December 12, 2017 at 10:11 pm

Because the function: drive on the remote server wouldn't contain your function. Normally whatever is in that script block is passed to the remote machine without interpretation, so the remote machine runs it.

The $ is PowerShell's execution operator; it executes the script block on your machine, and the results of that – now containing the function – are sent to the remote machine.

December 12, 2017 at 10:18 pm

The ${} is an escape sequence that you can use to call a variables that contains characters that are not normally allowed in variable names. ( we had a lot of fun with this in here 😀 ) The function: is a way of accessing functions via variables, much like doing $env:computername ( or in your case ${env:computername} )

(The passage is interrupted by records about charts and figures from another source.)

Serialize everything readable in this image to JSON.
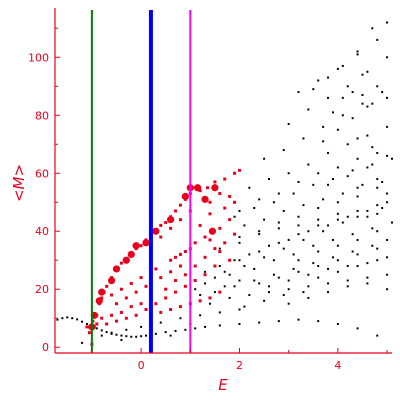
{
  "chart_data": {
    "type": "scatter",
    "title": "",
    "xlabel": "E",
    "ylabel": "<M>",
    "xlim": [
      -1.75,
      5.1
    ],
    "ylim": [
      -2,
      117
    ],
    "grid": false,
    "legend": "none",
    "x_ticks": [
      0,
      2,
      4
    ],
    "y_ticks": [
      0,
      20,
      40,
      60,
      80,
      100
    ],
    "axis_color": "#e8001c",
    "vertical_lines": [
      {
        "x": -1.0,
        "color": "#008000",
        "width": 2
      },
      {
        "x": 0.2,
        "color": "#0000ff",
        "width": 4
      },
      {
        "x": 1.0,
        "color": "#ff00ff",
        "width": 2
      }
    ],
    "black_points": {
      "color": "#000000",
      "points": [
        [
          -1.7,
          9.5
        ],
        [
          -1.6,
          10
        ],
        [
          -1.5,
          10.3
        ],
        [
          -1.4,
          10
        ],
        [
          -1.3,
          9.6
        ],
        [
          -1.2,
          8.8
        ],
        [
          -1.1,
          8
        ],
        [
          -1.0,
          7.2
        ],
        [
          -0.9,
          6.5
        ],
        [
          -0.8,
          5.8
        ],
        [
          -0.7,
          5.2
        ],
        [
          -0.6,
          4.6
        ],
        [
          -0.5,
          4.3
        ],
        [
          -0.4,
          4
        ],
        [
          -0.3,
          3.8
        ],
        [
          -0.2,
          3.6
        ],
        [
          -0.1,
          3.6
        ],
        [
          0.0,
          3.8
        ],
        [
          0.1,
          4
        ],
        [
          0.3,
          4.6
        ],
        [
          0.5,
          5.2
        ],
        [
          0.7,
          5.6
        ],
        [
          0.9,
          6
        ],
        [
          1.1,
          6.5
        ],
        [
          1.3,
          7
        ],
        [
          1.6,
          7.5
        ],
        [
          2.0,
          8
        ],
        [
          2.4,
          8.5
        ],
        [
          2.8,
          9
        ],
        [
          3.2,
          9.5
        ],
        [
          3.6,
          9
        ],
        [
          4.0,
          8
        ],
        [
          4.4,
          6.5
        ],
        [
          4.8,
          4
        ],
        [
          -1.2,
          1.5
        ],
        [
          -1.0,
          1.2
        ],
        [
          -0.4,
          2.5
        ],
        [
          0.2,
          3
        ],
        [
          0.6,
          4
        ],
        [
          1.0,
          8
        ],
        [
          -0.8,
          4
        ],
        [
          -0.6,
          5
        ],
        [
          -0.3,
          6
        ],
        [
          0.0,
          7
        ],
        [
          0.4,
          8.5
        ],
        [
          0.8,
          10
        ],
        [
          1.2,
          11
        ],
        [
          1.6,
          12
        ],
        [
          2.0,
          13
        ],
        [
          1.4,
          15
        ],
        [
          1.8,
          17
        ],
        [
          2.2,
          18
        ],
        [
          2.6,
          19
        ],
        [
          3.0,
          20
        ],
        [
          3.4,
          21
        ],
        [
          3.8,
          22
        ],
        [
          4.2,
          23
        ],
        [
          4.6,
          24
        ],
        [
          5.0,
          25
        ],
        [
          2.4,
          22
        ],
        [
          2.8,
          24
        ],
        [
          3.2,
          26
        ],
        [
          3.6,
          28
        ],
        [
          4.0,
          30
        ],
        [
          4.4,
          32
        ],
        [
          4.8,
          34
        ],
        [
          2.1,
          14
        ],
        [
          2.5,
          16
        ],
        [
          2.9,
          18
        ],
        [
          3.3,
          19
        ],
        [
          1.8,
          25
        ],
        [
          2.3,
          27
        ],
        [
          2.7,
          30
        ],
        [
          3.1,
          32
        ],
        [
          3.5,
          35
        ],
        [
          3.9,
          37
        ],
        [
          4.3,
          39
        ],
        [
          4.7,
          41
        ],
        [
          5.1,
          43
        ],
        [
          1.9,
          30
        ],
        [
          2.2,
          32
        ],
        [
          2.6,
          35
        ],
        [
          3.0,
          37
        ],
        [
          3.4,
          40
        ],
        [
          3.8,
          42
        ],
        [
          4.2,
          45
        ],
        [
          4.6,
          47
        ],
        [
          5.0,
          50
        ],
        [
          2.0,
          38
        ],
        [
          2.4,
          40
        ],
        [
          2.8,
          43
        ],
        [
          3.2,
          45
        ],
        [
          3.6,
          48
        ],
        [
          4.0,
          50
        ],
        [
          4.4,
          52
        ],
        [
          4.8,
          55
        ],
        [
          1.9,
          45
        ],
        [
          2.3,
          48
        ],
        [
          2.7,
          50
        ],
        [
          3.1,
          53
        ],
        [
          3.5,
          56
        ],
        [
          3.9,
          58
        ],
        [
          4.3,
          61
        ],
        [
          4.7,
          63
        ],
        [
          5.1,
          65
        ],
        [
          2.2,
          55
        ],
        [
          2.6,
          58
        ],
        [
          3.0,
          60
        ],
        [
          3.4,
          63
        ],
        [
          3.8,
          67
        ],
        [
          4.2,
          70
        ],
        [
          4.6,
          73
        ],
        [
          5.0,
          76
        ],
        [
          2.5,
          65
        ],
        [
          2.9,
          68
        ],
        [
          3.3,
          72
        ],
        [
          3.7,
          76
        ],
        [
          4.1,
          80
        ],
        [
          4.5,
          84
        ],
        [
          4.9,
          88
        ],
        [
          3.0,
          77
        ],
        [
          3.4,
          82
        ],
        [
          3.8,
          86
        ],
        [
          4.2,
          90
        ],
        [
          4.6,
          95
        ],
        [
          5.0,
          100
        ],
        [
          3.2,
          88
        ],
        [
          3.6,
          92
        ],
        [
          4.0,
          96
        ],
        [
          4.4,
          101
        ],
        [
          4.8,
          106
        ],
        [
          5.0,
          112
        ],
        [
          4.7,
          110
        ],
        [
          4.4,
          102
        ],
        [
          4.1,
          97
        ],
        [
          3.8,
          93
        ],
        [
          3.5,
          89
        ],
        [
          4.5,
          94
        ],
        [
          4.8,
          90
        ],
        [
          5.0,
          86
        ],
        [
          4.6,
          83
        ],
        [
          4.3,
          79
        ],
        [
          4.0,
          75
        ],
        [
          3.7,
          71
        ],
        [
          3.9,
          81
        ],
        [
          4.1,
          86
        ],
        [
          4.3,
          88
        ],
        [
          4.5,
          87
        ],
        [
          4.7,
          84
        ],
        [
          4.4,
          72
        ],
        [
          4.7,
          69
        ],
        [
          5.0,
          66
        ],
        [
          4.6,
          62
        ],
        [
          4.2,
          59
        ],
        [
          3.8,
          56
        ],
        [
          4.4,
          55
        ],
        [
          4.8,
          58
        ],
        [
          5.0,
          53
        ],
        [
          4.9,
          48
        ],
        [
          4.6,
          45
        ],
        [
          4.1,
          43
        ],
        [
          3.7,
          40
        ],
        [
          3.3,
          37
        ],
        [
          2.9,
          34
        ],
        [
          2.5,
          31
        ],
        [
          2.1,
          28
        ],
        [
          1.7,
          26
        ],
        [
          1.5,
          24
        ],
        [
          1.3,
          22
        ],
        [
          1.1,
          20
        ],
        [
          1.2,
          18
        ],
        [
          1.5,
          19
        ],
        [
          1.9,
          21
        ],
        [
          2.3,
          23
        ],
        [
          2.7,
          25
        ],
        [
          3.1,
          27
        ],
        [
          3.5,
          29
        ],
        [
          3.9,
          31
        ],
        [
          4.3,
          33
        ],
        [
          4.7,
          35
        ],
        [
          5.0,
          37
        ],
        [
          1.6,
          34
        ],
        [
          2.0,
          36
        ],
        [
          2.4,
          39
        ],
        [
          2.8,
          41
        ],
        [
          3.2,
          42
        ],
        [
          3.6,
          44
        ],
        [
          4.0,
          46
        ],
        [
          4.4,
          47
        ],
        [
          4.8,
          49
        ],
        [
          2.1,
          42
        ],
        [
          2.5,
          44
        ],
        [
          2.9,
          47
        ],
        [
          3.3,
          49
        ],
        [
          3.7,
          51
        ],
        [
          4.1,
          53
        ],
        [
          4.5,
          56
        ],
        [
          4.9,
          57
        ],
        [
          3.0,
          15
        ],
        [
          3.4,
          17
        ],
        [
          3.8,
          19
        ],
        [
          4.2,
          21
        ],
        [
          4.6,
          22
        ],
        [
          5.0,
          20
        ],
        [
          3.6,
          24
        ],
        [
          4.0,
          26
        ],
        [
          4.4,
          28
        ],
        [
          4.8,
          30
        ],
        [
          3.2,
          30
        ],
        [
          3.6,
          33
        ],
        [
          4.0,
          35
        ],
        [
          4.4,
          37
        ],
        [
          4.8,
          40
        ],
        [
          2.0,
          47
        ],
        [
          2.4,
          51
        ],
        [
          2.8,
          53
        ],
        [
          3.2,
          57
        ],
        [
          3.6,
          60
        ],
        [
          4.0,
          62
        ],
        [
          4.4,
          65
        ],
        [
          4.8,
          67
        ],
        [
          1.7,
          21
        ],
        [
          2.0,
          23
        ],
        [
          2.6,
          21
        ],
        [
          3.0,
          23
        ],
        [
          3.4,
          25
        ],
        [
          3.8,
          27
        ],
        [
          4.2,
          28
        ],
        [
          4.6,
          29
        ],
        [
          5.0,
          31
        ],
        [
          1.3,
          26
        ],
        [
          1.6,
          28
        ],
        [
          2.0,
          30
        ],
        [
          2.4,
          33
        ],
        [
          2.8,
          36
        ],
        [
          3.2,
          39
        ],
        [
          3.6,
          42
        ],
        [
          4.0,
          44
        ],
        [
          4.4,
          45
        ],
        [
          4.8,
          46
        ]
      ]
    },
    "red_points": {
      "color": "#e8001c",
      "points": [
        [
          -1.0,
          1
        ],
        [
          -0.95,
          7
        ],
        [
          -0.9,
          11
        ],
        [
          -0.85,
          15
        ],
        [
          -0.8,
          17
        ],
        [
          -0.75,
          19
        ],
        [
          -0.7,
          21
        ],
        [
          -0.6,
          24
        ],
        [
          -0.5,
          27
        ],
        [
          -0.4,
          29
        ],
        [
          -0.3,
          30
        ],
        [
          -0.2,
          32
        ],
        [
          -0.1,
          34
        ],
        [
          0.0,
          35
        ],
        [
          0.1,
          37
        ],
        [
          0.2,
          38
        ],
        [
          0.3,
          40
        ],
        [
          0.4,
          42
        ],
        [
          0.5,
          43
        ],
        [
          0.6,
          45
        ],
        [
          0.7,
          47
        ],
        [
          0.8,
          49
        ],
        [
          0.9,
          51
        ],
        [
          1.0,
          53
        ],
        [
          1.05,
          55
        ],
        [
          1.2,
          54
        ],
        [
          1.35,
          55
        ],
        [
          1.5,
          57
        ],
        [
          1.7,
          58
        ],
        [
          1.9,
          60
        ],
        [
          2.0,
          61
        ],
        [
          1.4,
          50
        ],
        [
          1.2,
          42
        ],
        [
          1.4,
          37
        ],
        [
          1.6,
          33
        ],
        [
          1.8,
          30
        ],
        [
          1.5,
          28
        ],
        [
          1.3,
          25
        ],
        [
          1.1,
          23
        ],
        [
          0.9,
          21
        ],
        [
          0.7,
          19
        ],
        [
          0.5,
          17
        ],
        [
          0.3,
          15
        ],
        [
          0.1,
          13
        ],
        [
          -0.1,
          11
        ],
        [
          -0.3,
          10
        ],
        [
          -0.5,
          9
        ],
        [
          -0.7,
          8
        ],
        [
          -0.9,
          8
        ],
        [
          -1.1,
          7
        ],
        [
          0.2,
          22
        ],
        [
          0.4,
          24
        ],
        [
          0.6,
          26
        ],
        [
          0.8,
          28
        ],
        [
          0.5,
          20
        ],
        [
          0.7,
          23
        ],
        [
          0.9,
          25
        ],
        [
          1.1,
          28
        ],
        [
          1.3,
          31
        ],
        [
          1.5,
          34
        ],
        [
          1.7,
          36
        ],
        [
          1.9,
          39
        ],
        [
          1.6,
          41
        ],
        [
          1.8,
          44
        ],
        [
          1.4,
          46
        ],
        [
          1.7,
          48
        ],
        [
          1.9,
          50
        ],
        [
          1.1,
          36
        ],
        [
          1.3,
          38
        ],
        [
          0.9,
          33
        ],
        [
          0.7,
          31
        ],
        [
          -0.5,
          15
        ],
        [
          -0.3,
          17
        ],
        [
          -0.1,
          19
        ],
        [
          0.1,
          21
        ],
        [
          -0.6,
          18
        ],
        [
          -0.4,
          20
        ],
        [
          -0.2,
          22
        ],
        [
          0.0,
          24
        ],
        [
          0.3,
          27
        ],
        [
          0.6,
          30
        ],
        [
          0.8,
          32
        ],
        [
          1.0,
          34
        ],
        [
          0.4,
          12
        ],
        [
          0.6,
          13
        ],
        [
          0.8,
          14
        ],
        [
          1.0,
          15
        ],
        [
          1.2,
          16
        ],
        [
          1.4,
          17
        ],
        [
          1.6,
          19
        ],
        [
          -0.2,
          14
        ],
        [
          0.0,
          15
        ],
        [
          0.2,
          16
        ],
        [
          -0.4,
          12
        ],
        [
          -0.6,
          11
        ],
        [
          -0.8,
          10
        ],
        [
          1.8,
          52
        ],
        [
          1.6,
          53
        ],
        [
          1.3,
          51
        ],
        [
          1.0,
          47
        ],
        [
          0.8,
          44
        ],
        [
          0.6,
          41
        ],
        [
          0.4,
          38
        ],
        [
          0.2,
          35
        ],
        [
          -1.05,
          5
        ],
        [
          -0.98,
          9
        ]
      ]
    },
    "red_big_points": {
      "color": "#e8001c",
      "points": [
        [
          -1.0,
          7
        ],
        [
          -0.95,
          11
        ],
        [
          -0.85,
          16
        ],
        [
          -0.8,
          19
        ],
        [
          -0.6,
          23
        ],
        [
          -0.5,
          27
        ],
        [
          -0.3,
          30
        ],
        [
          -0.2,
          32
        ],
        [
          -0.1,
          35
        ],
        [
          0.1,
          36
        ],
        [
          0.3,
          40
        ],
        [
          0.6,
          44
        ],
        [
          0.9,
          52
        ],
        [
          1.0,
          55
        ],
        [
          1.15,
          55
        ],
        [
          1.3,
          51
        ],
        [
          1.5,
          55
        ],
        [
          1.45,
          40
        ]
      ]
    }
  }
}
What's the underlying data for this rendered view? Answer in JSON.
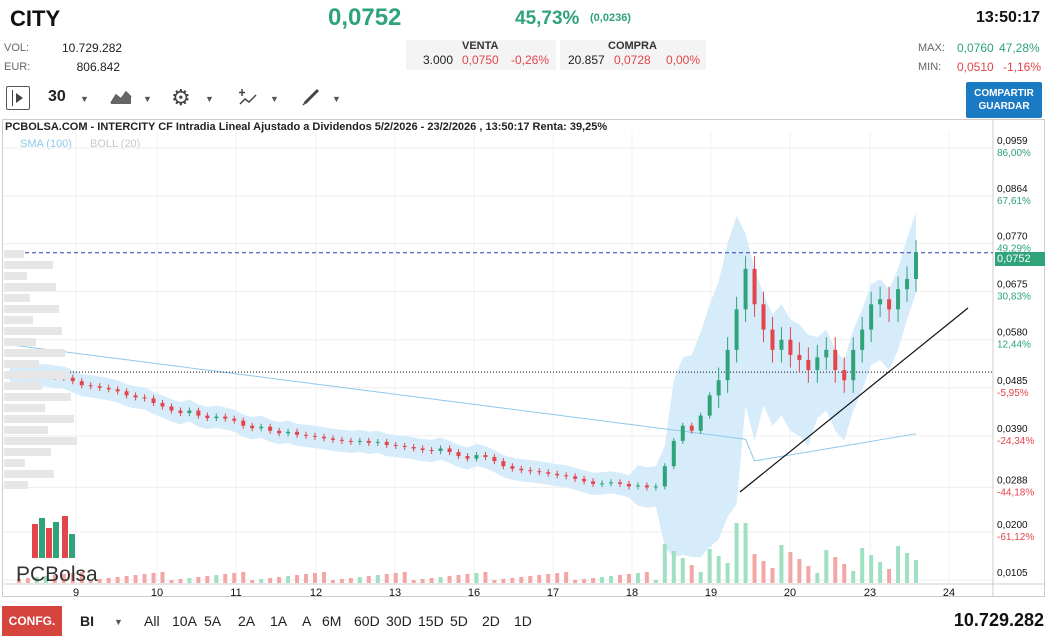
{
  "header": {
    "ticker": "CITY",
    "last_price": "0,0752",
    "change_pct": "45,73%",
    "change_abs": "(0,0236)",
    "time": "13:50:17",
    "vol_label": "VOL:",
    "vol_value": "10.729.282",
    "eur_label": "EUR:",
    "eur_value": "806.842"
  },
  "book": {
    "sell_label": "VENTA",
    "buy_label": "COMPRA",
    "sell_qty": "3.000",
    "sell_price": "0,0750",
    "sell_pct": "-0,26%",
    "buy_qty": "20.857",
    "buy_price": "0,0728",
    "buy_pct": "0,00%"
  },
  "range": {
    "max_label": "MAX:",
    "max_price": "0,0760",
    "max_pct": "47,28%",
    "min_label": "MIN:",
    "min_price": "0,0510",
    "min_pct": "-1,16%"
  },
  "toolbar": {
    "interval": "30",
    "play_icon": "play-panel-icon",
    "chart_type_icon": "area-chart-icon",
    "settings_icon": "gear-icon",
    "indicator_icon": "indicator-icon",
    "draw_icon": "pencil-icon",
    "share_line1": "COMPARTIR",
    "share_line2": "GUARDAR"
  },
  "chart_title": "PCBOLSA.COM - INTERCITY CF Intradia Lineal Ajustado a Dividendos 5/2/2026 - 23/2/2026 , 13:50:17 Renta: 39,25%",
  "legend": {
    "sma": "SMA (100)",
    "boll": "BOLL (20)"
  },
  "logo_text": "PCBolsa",
  "colors": {
    "up": "#2fa37a",
    "down": "#e2454b",
    "accent": "#1a7ac4",
    "band": "#d6ecfa",
    "sma": "#8ec9ea"
  },
  "chart_data": {
    "type": "candlestick",
    "title": "PCBOLSA.COM - INTERCITY CF Intradia Lineal Ajustado a Dividendos 5/2/2026 - 23/2/2026 , 13:50:17 Renta: 39,25%",
    "y_ticks": [
      {
        "price": "0,0959",
        "pct": "86,00%",
        "v": 0.0959
      },
      {
        "price": "0,0864",
        "pct": "67,61%",
        "v": 0.0864
      },
      {
        "price": "0,0770",
        "pct": "49,29%",
        "v": 0.077
      },
      {
        "price": "0,0675",
        "pct": "30,83%",
        "v": 0.0675
      },
      {
        "price": "0,0580",
        "pct": "12,44%",
        "v": 0.058
      },
      {
        "price": "0,0485",
        "pct": "-5,95%",
        "v": 0.0485
      },
      {
        "price": "0,0390",
        "pct": "-24,34%",
        "v": 0.039
      },
      {
        "price": "0,0288",
        "pct": "-44,18%",
        "v": 0.0288
      },
      {
        "price": "0,0200",
        "pct": "-61,12%",
        "v": 0.02
      },
      {
        "price": "0,0105",
        "pct": "",
        "v": 0.0105
      }
    ],
    "x_labels": [
      "9",
      "10",
      "11",
      "12",
      "13",
      "16",
      "17",
      "18",
      "19",
      "20",
      "23",
      "24"
    ],
    "x_positions_index": [
      1,
      2,
      3,
      4,
      5,
      6,
      7,
      8,
      9,
      10,
      11,
      12
    ],
    "current_price": "0,0752",
    "current_value": 0.0752,
    "reference_value": 0.0516,
    "ylim": [
      0.0105,
      0.1
    ],
    "close_path": [
      0.051,
      0.0509,
      0.0508,
      0.0508,
      0.051,
      0.0507,
      0.0505,
      0.0498,
      0.049,
      0.0488,
      0.0485,
      0.0482,
      0.0478,
      0.047,
      0.0466,
      0.0464,
      0.0455,
      0.0448,
      0.044,
      0.0435,
      0.044,
      0.043,
      0.0425,
      0.0428,
      0.0424,
      0.042,
      0.041,
      0.0405,
      0.0408,
      0.04,
      0.0395,
      0.0398,
      0.0392,
      0.039,
      0.0388,
      0.0385,
      0.0382,
      0.038,
      0.0378,
      0.038,
      0.0376,
      0.0378,
      0.0372,
      0.037,
      0.0368,
      0.0365,
      0.0362,
      0.036,
      0.0365,
      0.0358,
      0.035,
      0.0345,
      0.0352,
      0.0348,
      0.034,
      0.033,
      0.0325,
      0.0322,
      0.032,
      0.0318,
      0.0315,
      0.0312,
      0.031,
      0.0305,
      0.03,
      0.0295,
      0.0296,
      0.0298,
      0.0295,
      0.029,
      0.0292,
      0.0288,
      0.029,
      0.033,
      0.038,
      0.041,
      0.04,
      0.043,
      0.047,
      0.05,
      0.056,
      0.064,
      0.072,
      0.065,
      0.06,
      0.056,
      0.058,
      0.055,
      0.054,
      0.052,
      0.0545,
      0.056,
      0.052,
      0.05,
      0.056,
      0.06,
      0.065,
      0.066,
      0.064,
      0.068,
      0.07,
      0.0752
    ]
  },
  "bottom": {
    "config": "CONFG.",
    "mode": "BI",
    "ranges": [
      "All",
      "10A",
      "5A",
      "2A",
      "1A",
      "A",
      "6M",
      "60D",
      "30D",
      "15D",
      "5D",
      "2D",
      "1D"
    ],
    "volume_total": "10.729.282"
  }
}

What you are doing is equivalent of (Get-Command Set-RPSQLFirewall).Definition

December 12, 2017 at 10:23 pm

I think you are thinking about $() -> subexpression or & -> call operator. What OP does is simply a variable, no scriptblock invocation is involved.

December 13, 2017 at 5:37 am

Hey Don,

Thanks for the info. I really like this feature, a great way to get things done without having custom modules installed on the servers being provisioned.